Bayesian optimization

Bayesian optimization is a sequential design strategy for global optimization of black-box functions that does not assume any functional forms. It is usually employed to optimize expensive-to-evaluate functions.


The term is generally attributed to Jonas Mockus and is coined in his work from a series of publications on global optimization in the 1970s and 1980s.


Since the objective function is unknown, the Bayesian strategy is to treat it as a random function and place a prior over it. The prior captures beliefs about the behavior of the function. After gathering the function evaluations, which are treated as data, the prior is updated to form the posterior distribution over the objective function. The posterior distribution, in turn, is used to construct an acquisition function that determines the next query point.
There are several methods used to define the prior/posterior distribution over the objective function. The most common two methods use Gaussian Processes in a method called Kriging. Another less expensive method uses the Parzen-Tree Estimator to construct two distributions for 'high' and 'low' points, and then finds the location that maximizes the expected improvement.

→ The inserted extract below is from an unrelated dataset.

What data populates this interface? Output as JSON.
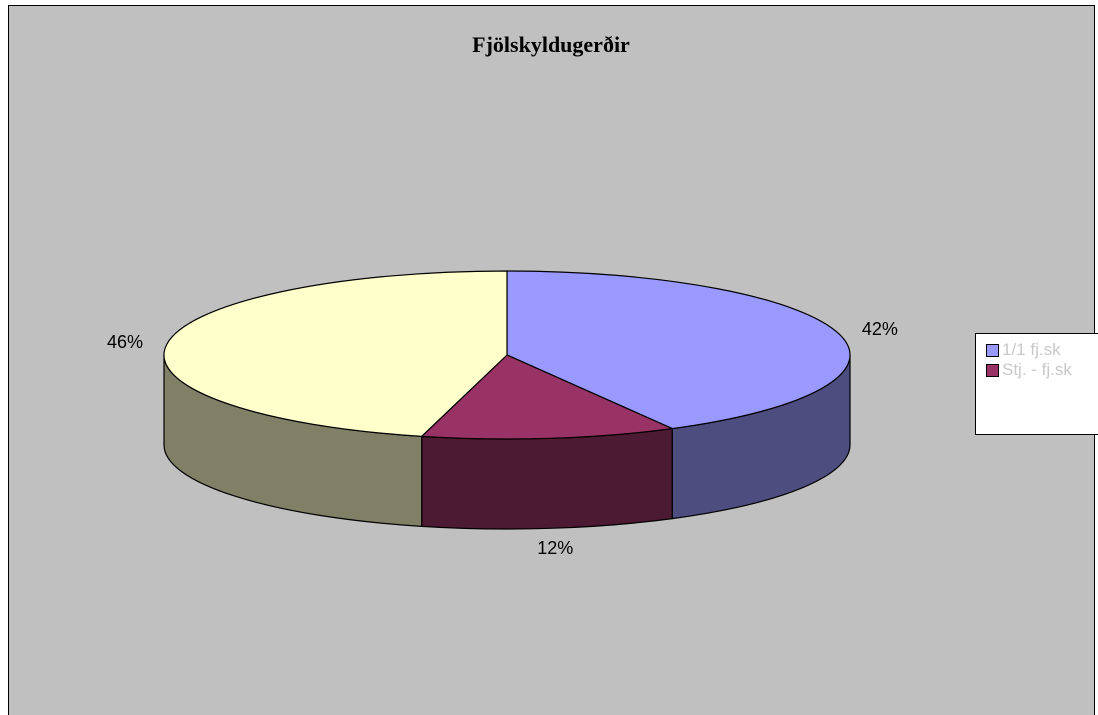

Examples of acquisition functions include probability of improvement, expected improvement, Bayesian expected losses, upper confidence bounds, Thompson sampling and hybrids of these. They all trade-off exploration and exploitation so as to minimize the number of function queries. As such, Bayesian optimization is well suited for functions that are expensive to evaluate.

Solution methods

The maximum of the acquisition function is typically found by resorting to discretization or by means of an auxiliary optimizer. Acquisition functions are typically well-behaved and are often maximized with implementations of Newton's Method such as Broyden–Fletcher–Goldfarb–Shanno algorithm or the Nelder-Mead method.


The approach has been applied to solve a wide range of problems, including learning to rank, computer graphics and visual design, robotics, sensor networks, automatic algorithm configuration, automatic machine learning toolboxes, reinforcement learning, planning, visual attention, architecture configuration in deep learning, static program analysis and experimental particle physics.